Chapter 18
I can’t hold it. I can’t hold it. I can’t hold it. Think about the desert. Think about Dune. Think about those silica gel packets you’re not supposed to eat.
Instead, I think about kidney stones. UTIs. I picture the irrevocable harm I’m doing to my internal organs by holding it.
The app says we’re still sixteen minutes from my mom’s apartment and the rain pounding on the Lyft is doing nothing to help me think dry thoughts.
Try to breathe. Do the calming exercises. You’re safe in your body. Except something in my body is about to burst.
And then…sweet merciful Goddess: on the next block I see a sign. A glow that’s like a beacon of heavenly light against the dark skies. A magnificent red pepper shining like the Bat-Signal. Chili’s. On 3rd Avenue.
I’m drunk (so drunk, so drunk, too drunk), but I think this is Nick’s Chili’s. I’m, like, 87 percent sure. Good enough.
“Can you pull over to this parking lot, sir?” I yell. “Right here. Please. It’s an emergency.”
The driver heaves a heavy, annoyed sigh and I’m sure my passenger rating will plummet after this.

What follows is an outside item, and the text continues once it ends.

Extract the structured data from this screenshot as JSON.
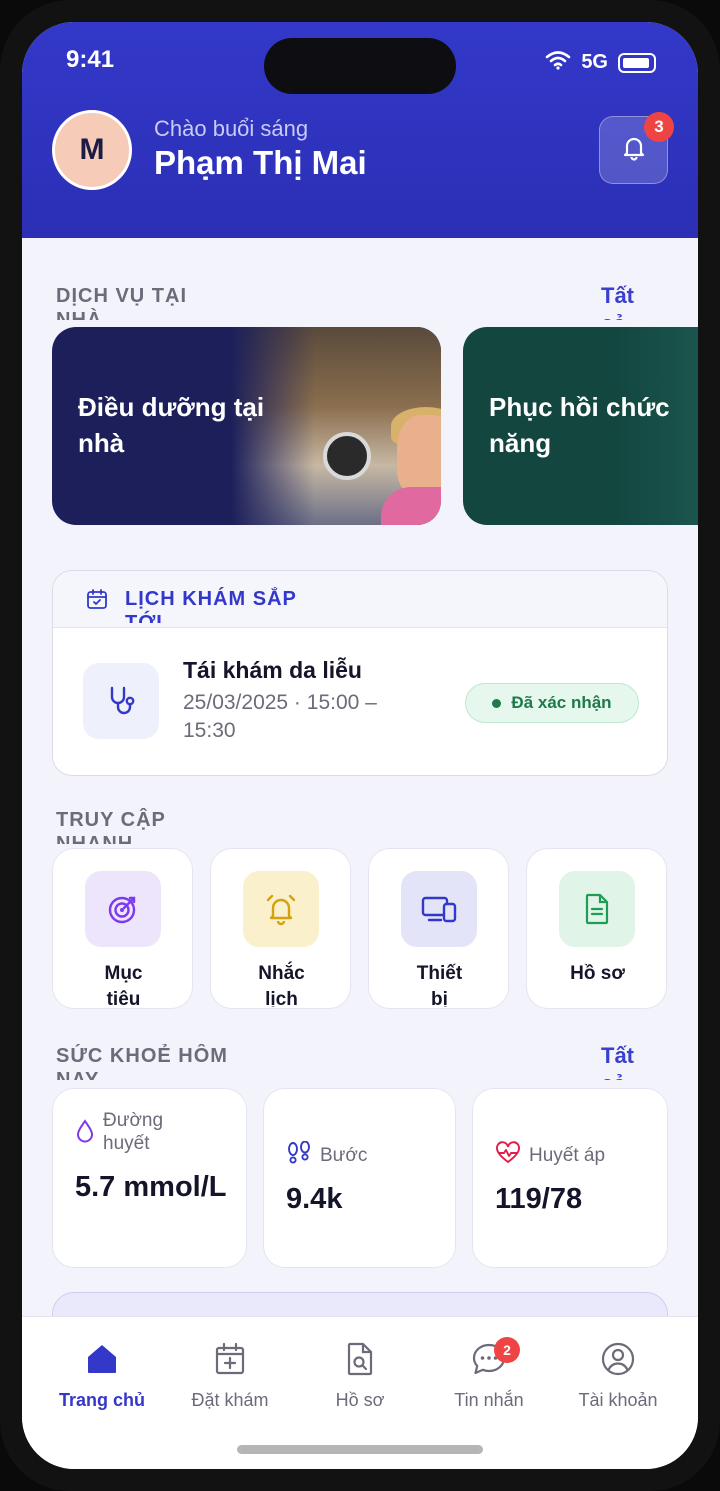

I rip open the door of his Chevy Volt and throw myself out, stepping directly into a puddle. Sheets of rain pound the parking lot pavement as I run for the entrance. My feet squelch in my boots with each step and I hate it so much, but all I can think about is the warm interior glow of—
Actually, there aren’t that many lights on. And most of the chairs are upside down on top of the tables for floor sweeping. I have no idea what time it is, but it must be well past Chili’s bedtime.
I bang the side of my fist on the glass door. Why didn’t I wear some kind of jacket over my T-shirt? Check the weather? Brave the restroom before I left the bar?
Someone approaches the door and I have to wipe off my glasses to make sure it’s Nick squinting at me from the warm and dry side of the glass and not some random employee who’s already on the phone to report an intruder.
Nick tucks a clipboard under his arm and unlocks the door. Grabbing his arms, I shove him aside to get out of the rain before he has the chance to ask any questions.
“Thankyouthankyou. Thank. You. Sir.” I almost give him a giant kiss on the cheek, but I need to keep it moving for the sake of my bladder. “CanIuseyourbathroom?”
Nick, clearly baffled, points down a corridor and I sprint for it.
The utter relief I feel is indescribable.
After I wash my hands, I do my best to dry my shirt under the hand dryer, but I’m soaked.
On the plus side, thank God I drank too much, because I don’t feel as embarrassed as I should when I exit the ladies’ room and what comes out of my mouth is “God, that was the pee of a lifetime.”
Nick is exactly where I left him, locking the door again. “You have no idea how often people say that coming out of that restroom.”
“You’re a lifesaver.” I slap my hand onto his shoulder. “My hero.”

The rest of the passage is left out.